What are the top three countries and markets are EU based businesses most interested in penetrating? In your experience, why are these countries favored for international expansion?
- United Kingdom (easiest in terms of culture and language to expand into, and provides a gateway and steppingstone to Europe).
- Benelux (offers ease of entry and a good place to study expansion strategy for other European countries).
- Poland and Turkey (sleeping giants that are quietly growing and rapidly recruiting new foreign business investment).
Many American businesses have some apprehension about being accepted in foreign countries. We remind U.S. clients that overall, American owned businesses are highly favored around the world and respected, particularly those who are pursuing global expansion.
What are some of the obstacles and challenges businesses face when planning and executing a global expansion strategy?
- Finding trustworthy and competent regional partners.
- Payment security.
- Law and government regulations.
- Accessing accurate market intelligence.
- Communication and language.
- Culture and ethnicity.
- Supply chain establishment and management.
- Measurement systems (imperial vs. metric).

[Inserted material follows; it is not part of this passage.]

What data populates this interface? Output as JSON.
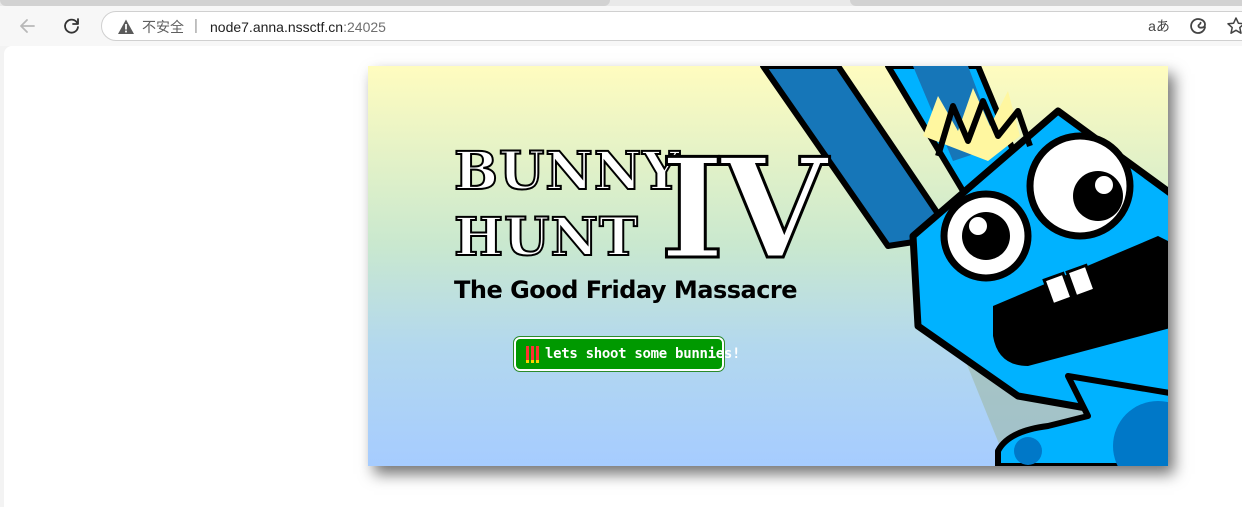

“Language and cultural differences naturally present a formidable obstacle for American mid-sized companies that are looking to expand overseas. The assumption that the same model will work successfully in a new geographic region contributes to failure for large and small brands. Some recent examples include Target U.S.A. and it’s failed expansion into Canada. But successful examples of culture centric expansion strategies is the retail grocery chain, Aldi (from Germany). The grocery store is a luxury high-end store in some markets, and a very economical, budget friendly store in others, depending on consumer expectations and needs. The brand never assumes any two markets are the same, and creates a tailored brand identity for consumers on a region by region basis. Walmart launched an unsuccessful bid at expansion in Germany, due to cultural differences; culture matters.”
What advice would you have for brands who are at the strategic planning stage, with the intention to expand overseas?
“Get real information, and get real experience on board. There is a lot to learn, so take the opportunity to talk to people who have moved businesses from America to Europe successfully. Remember to manage expectations; if it took twenty-years to grow your business domestically, it’s not reasonable to expect the same level of performance within three months in a European market. Do your research.”